Examples of Antennas for Use in Implantable Ophthalmic Device

The device 200 also may include an antenna 260, which may be configured to receive either radio-frequency (rf) or optical signals for controlling or updating the processor 220, and may also be used to charge the batteries 250 as described below. The antenna may also receive manual override signals.

Examples of Power Supply for Use in Implantable Ophthalmic Device

The processor may draw at least some of its electrical power from a power supply, such as a capacitor or thin-film rechargeable battery like those manufactured by Excellatron. For example, one or more rechargeable batteries 250 coupled to the processor 220 provide power for the processor 220 and other electronic components in the implantable ophthalmic device 200 as shown in FIG. 2. Thin-film rechargeable batteries may be capable of being cycled in excess of 45,000 cycles, which could translate to a usable lifetime of 20-25 years in the lens or optic.

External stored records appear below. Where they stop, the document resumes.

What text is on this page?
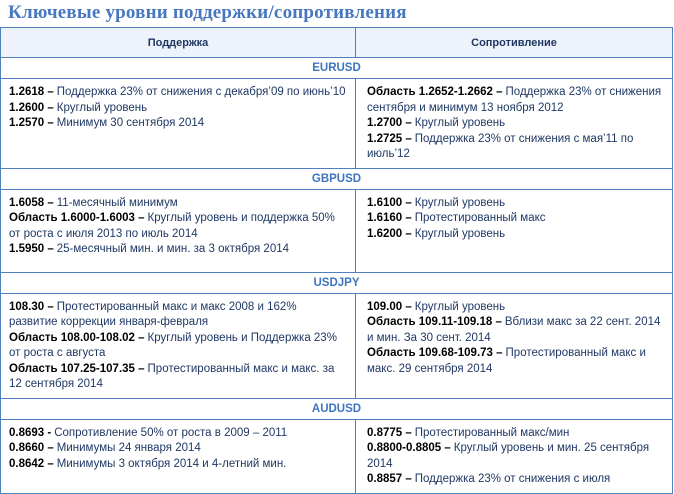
Ключевые уровни поддержки/сопротивления
Поддержка	Сопротивление
EURUSD
1.2618 – Поддержка 23% от снижения с декабря’09 по июнь’10
1.2600 – Круглый уровень
1.2570 – Минимум 30 сентября 2014
Область 1.2652-1.2662 – Поддержка 23% от снижения сентября и минимум 13 ноября 2012
1.2700 – Круглый уровень
1.2725 – Поддержка 23% от снижения с мая’11 по июль’12
GBPUSD
1.6058 – 11-месячный минимум
Область 1.6000-1.6003 – Круглый уровень и поддержка 50% от роста с июля 2013 по июль 2014
1.5950 – 25-месячный мин. и мин. за 3 октября 2014
1.6100 – Круглый уровень
1.6160 – Протестированный макс
1.6200 – Круглый уровень
USDJPY
108.30 – Протестированный макс и макс 2008 и 162% развитие коррекции января-февраля
Область 108.00-108.02 – Круглый уровень и Поддержка 23% от роста с августа
Область 107.25-107.35 – Протестированный макс и макс. за 12 сентября 2014
109.00 – Круглый уровень
Область 109.11-109.18 – Вблизи макс за 22 сент. 2014 и мин. За 30 сент. 2014
Область 109.68-109.73 – Протестированный макс и макс. 29 сентября 2014
AUDUSD
0.8693 - Сопротивление 50% от роста в 2009 – 2011
0.8660 – Минимумы 24 января 2014
0.8642 – Минимумы 3 октября 2014 и 4-летний мин.
0.8775 – Протестированный макс/мин
0.8800-0.8805 – Круглый уровень и мин. 25 сентября 2014
0.8857 – Поддержка 23% от снижения с июля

Two thin film rechargeable batteries may be used and may stacked one atop the other. In this configuration, one of the batteries may be used for 20-25 years and the other battery may be switched to when the first battery is no longer operable. Alternatively, the other battery may be switched to by a signal sent remotely to the controller. This may extend the lifetime of the optic or lens to 40-50 years. The power supply may be remotely charged, by way of example only, by induction, as explained in U.S. application Ser. No. 12/465,970 entitled “Device for Inductive Charging of Implanted Electronic Devices,” which is incorporated herein by reference in its entirety.

One or more light-sensitive cells, such as solar cells or photovoltaic cells, may also be used to supplement, augment, and/or obviate the need for a battery. The light-sensitive cell is located out of the user's line of sight of the user, e.g., peripheral to the margin of the pupil when partially dilated by darkness, but not fully dilated. The device may thus be charged by using an eye-safe laser capable of energizing the light-sensitive cell or cells.

Alternatively, the light-sensitive cell may be located in front of (closer to the cornea of the eye) and separately disposed from a portion of the iris of a user's eye. Thin electrical wiring may operably connect the solar cell to the processor. The electrical wiring may pass through the pupil without touching the iris and operably connect to the implantable ophthalmic device. The solar cell may be large enough such that it supplies enough electrical power to obviate the need for a separate power supply. The thin electrical wiring may not conduct electricity and may have a form factor which has the appropriate tensile strength to hold the solar cell in place. In some configurations, one or more small holes may be made in the iris by an ophthalmic laser such that the thin electrical wiring connects the solar cell to the implantable ophthalmic device.

The foregoing description of illustrative embodiments has been presented for purposes of illustration and of description. It is not intended to be exhaustive or limiting with respect to the precise form disclosed, and modifications and variations are possible in light of the above teachings or may be acquired from practice of the disclosed embodiments. It is intended that the scope of the invention be defined by the claims appended hereto and their equivalents.